Paul Deighton used to be European Chief Operating Officer for Goldman Sachs. So he's well aware of the challenges of running a big business.
Now he's taken on a big job as the CEO of the London Organizing Committee of the Olympic and Paralympic Games (LOCOG), responsible to deliver all operational plans for the 2012 Games.
Andy Platten also used to work in IT for a very large bank. He is now vice president of technical infrastructure of the Vancouver Organizing Committee for the 2010 Olympic and Paralympic Winter Games (VANOC). He observed that "The infrastructure that we're building for the Games is roughly the same complexity and size as what we had deployed there (in the bank). But what we're doing here for the Games is like opening all the branches on the same day, with all the systems working. And it has to run perfectly. Customer transactions can't go wrong, and we have to balance every night."

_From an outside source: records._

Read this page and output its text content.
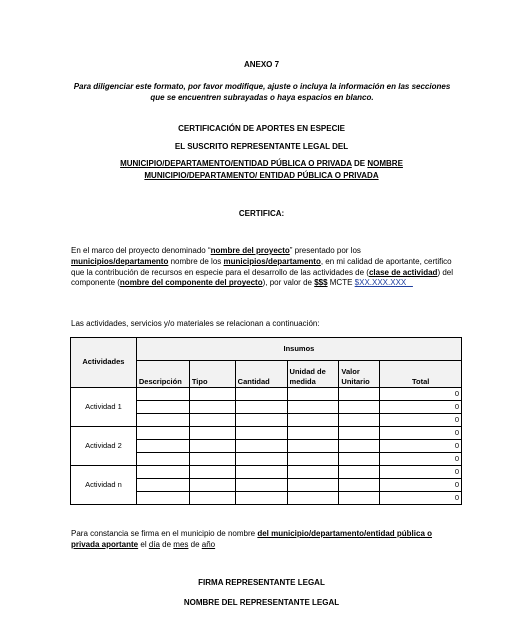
ANEXO 7
Para diligenciar este formato, por favor modifique, ajuste o incluya la información en las secciones que se encuentren subrayadas o haya espacios en blanco.
CERTIFICACIÓN DE APORTES EN ESPECIE
EL SUSCRITO REPRESENTANTE LEGAL DEL
MUNICIPIO/DEPARTAMENTO/ENTIDAD PÚBLICA O PRIVADA DE NOMBRE
MUNICIPIO/DEPARTAMENTO/ ENTIDAD PÚBLICA O PRIVADA
CERTIFICA:
En el marco del proyecto denominado “nombre del proyecto” presentado por los municipios/departamento nombre de los municipios/departamento, en mi calidad de aportante, certifico que la contribución de recursos en especie para el desarrollo de las actividades de (clase de actividad) del componente (nombre del componente del proyecto), por valor de $$$ MCTE $XX.XXX.XXX
Las actividades, servicios y/o materiales se relacionan a continuación:
Actividades	Insumos					
	Descripción	Tipo	Cantidad	Unidad de medida	Valor Unitario	Total
Actividad 1						0
						0
						0
Actividad 2						0
						0
						0
Actividad n						0
						0
						0
Para constancia se firma en el municipio de nombre del municipio/departamento/entidad pública o privada aportante el día de mes de año
FIRMA REPRESENTANTE LEGAL
NOMBRE DEL REPRESENTANTE LEGAL
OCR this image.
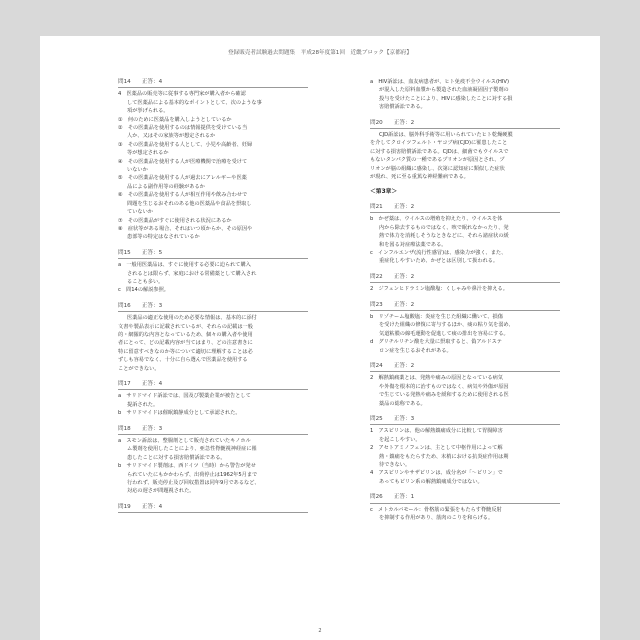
登録販売者試験過去問題集　平成28年度第1回　近畿ブロック【京都府】
問14　　正答：4
4　医薬品の販売等に従事する専門家が購入者から確認
して医薬品による基本的なポイントとして、次のような事
項が挙げられる。
①　何のために医薬品を購入しようとしているか
②　その医薬品を使用するのは情報提供を受けている当
人か、又はその家族等が想定されるか
③　その医薬品を使用する人として、小児や高齢者、妊婦
等が想定されるか
④　その医薬品を使用する人が医療機関で治療を受けて
いないか
⑤　その医薬品を使用する人が過去にアレルギーや医薬
品による副作用等の経験があるか
⑥　その医薬品を使用する人が相互作用や飲み合わせで
問題を生じるおそれのある他の医薬品や食品を摂取し
ていないか
⑦　その医薬品がすぐに使用される状況にあるか
⑧　症状等がある場合、それはいつ頃からか、その原因や
患部等の特定はなされているか
問15　　正答：5
a　一般用医薬品は、すぐに使用する必要に迫られて購入
されるとは限らず、家庭における常備薬として購入され
ることも多い。
c　問14の解説参照。
問16　　正答：3
医薬品の適正な使用のため必要な情報は、基本的に添付
文書や製品表示に記載されているが、それらの記載は一般
的・網羅的な内容となっているため、個々の購入者や使用
者にとって、どの記載内容が当てはまり、どの注意書きに
特に留意すべきなのか等について適切に理解することは必
ずしも容易でなく、十分に自ら選んで医薬品を使用する
ことができない。
問17　　正答：4
a　サリドマイド訴訟では、国及び製薬企業が被告として
提訴された。
b　サリドマイドは催眠鎮静成分として承認された。
問18　　正答：3
a　スモン訴訟は、整腸剤として販売されていたキノホル
ム製剤を使用したことにより、亜急性脊髄視神経症に罹
患したことに対する損害賠償訴訟である。
b　サリドマイド製剤は、西ドイツ（当時）から警告が発せ
られていたにもかかわらず、出荷停止は1962年5月まで
行われず、販売停止及び回収措置は同年9月であるなど、
対応の遅さが問題視された。
問19　　正答：4
a　HIV訴訟は、血友病患者が、ヒト免疫不全ウイルス(HIV)
が混入した原料血漿から製造された血液凝固因子製剤の
投与を受けたことにより、HIVに感染したことに対する損
害賠償訴訟である。
問20　　正答：2
CJD訴訟は、脳外科手術等に用いられていたヒト乾燥硬膜
を介してクロイツフェルト・ヤコブ病(CJD)に罹患したこと
に対する損害賠償訴訟である。CJDは、細菌でもウイルスで
もないタンパク質の一種であるプリオンが原因とされ、プ
リオンが脳の組織に感染し、次第に認知症に類似した症状
が現れ、死に至る重篤な神経難病である。
＜第3章＞
問21　　正答：2
b　かぜ薬は、ウイルスの増殖を抑えたり、ウイルスを体
内から除去するものではなく、咳で眠れなかったり、発
熱で体力を消耗しそうなときなどに、それら諸症状の緩
和を図る対症療法薬である。
c　インフルエンザ(流行性感冒)は、感染力が強く、また、
重症化しやすいため、かぜとは区別して扱われる。
問22　　正答：2
2　ジフェンヒドラミン塩酸塩：くしゃみや鼻汁を抑える。
問23　　正答：2
b　リゾチーム塩酸塩：炎症を生じた組織に働いて、損傷
を受けた組織の修復に寄与するほか、痰の粘り気を弱め、
気道粘膜の線毛運動を促進して痰の排出を容易にする。
d　グリチルリチン酸を大量に摂取すると、偽アルドステ
ロン症を生じるおそれがある。
問24　　正答：2
2　解熱鎮痛薬とは、発熱や痛みの原因となっている病気
や外傷を根本的に治すものではなく、病気や外傷が原因
で生じている発熱や痛みを緩和するために使用される医
薬品の総称である。
問25　　正答：3
1　アスピリンは、他の解熱鎮痛成分に比較して胃腸障害
を起こしやすい。
2　アセトアミノフェンは、主として中枢作用によって解
熱・鎮痛をもたらすため、末梢における抗炎症作用は期
待できない。
4　アスピリンやサザピリンは、成分名が「～ピリン」で
あってもピリン系の解熱鎮痛成分ではない。
問26　　正答：1
c　メトカルバモール：骨格筋の緊張をもたらす脊髄反射
を抑制する作用があり、筋肉のこりを和らげる。
2
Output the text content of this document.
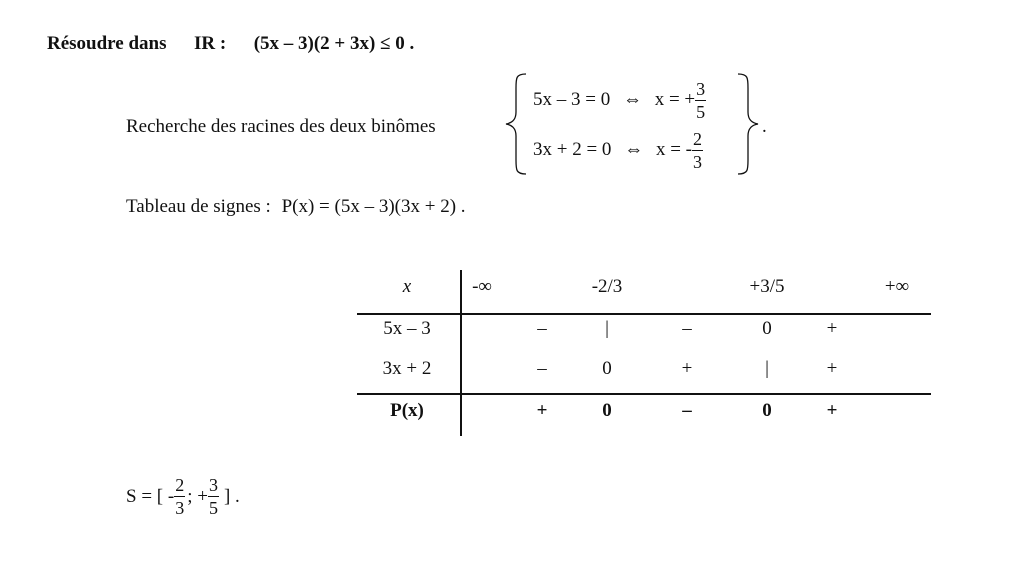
Résoudre dans IR : (5x – 3)(2 + 3x) ≤ 0 .
Recherche des racines des deux binômes
5x – 3 = 0 ⇔ x = + $\frac{3}{5}$
3x + 2 = 0 ⇔ x = - $\frac{2}{3}$
.
Tableau de signes : P(x) = (5x – 3)(3x + 2) .
x	-∞	-2/3	+3/5	+∞
5x – 3	–	|	–	0	+
3x + 2	–	0	+	|	+
P(x)	+	0	–	0	+
S = [ - $\frac{2}{3}$ ; + $\frac{3}{5}$ ] .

Both these professional have another thing in common. In both cases, they have turned to Nortel. LOCOG has partnered with Nortel as its Official Network Infrastructure and Sustainability Partner, while Nortel is the Official Converged Network Equipment Supplier for the 2010 Winter Games.
The Olympic Games, like running a financial institution, are among the most demanding communications environments in the world. The big difference is that the deadline to go live is absolutely fixed and un-negotiable, and transactions cannot be re-entered under any circumstance (you can't ask a sprinter to break the world record again, because we missed the first time!)
Think about it. Nortel is one of the few companies (I would say only) with deep expertise in more areas (wired/wireless, enterprise/service provider and infrastructure/applications), needed to flawlessly deliver reliable mission critical networks Olympians can rely on. Olympics are banking on it.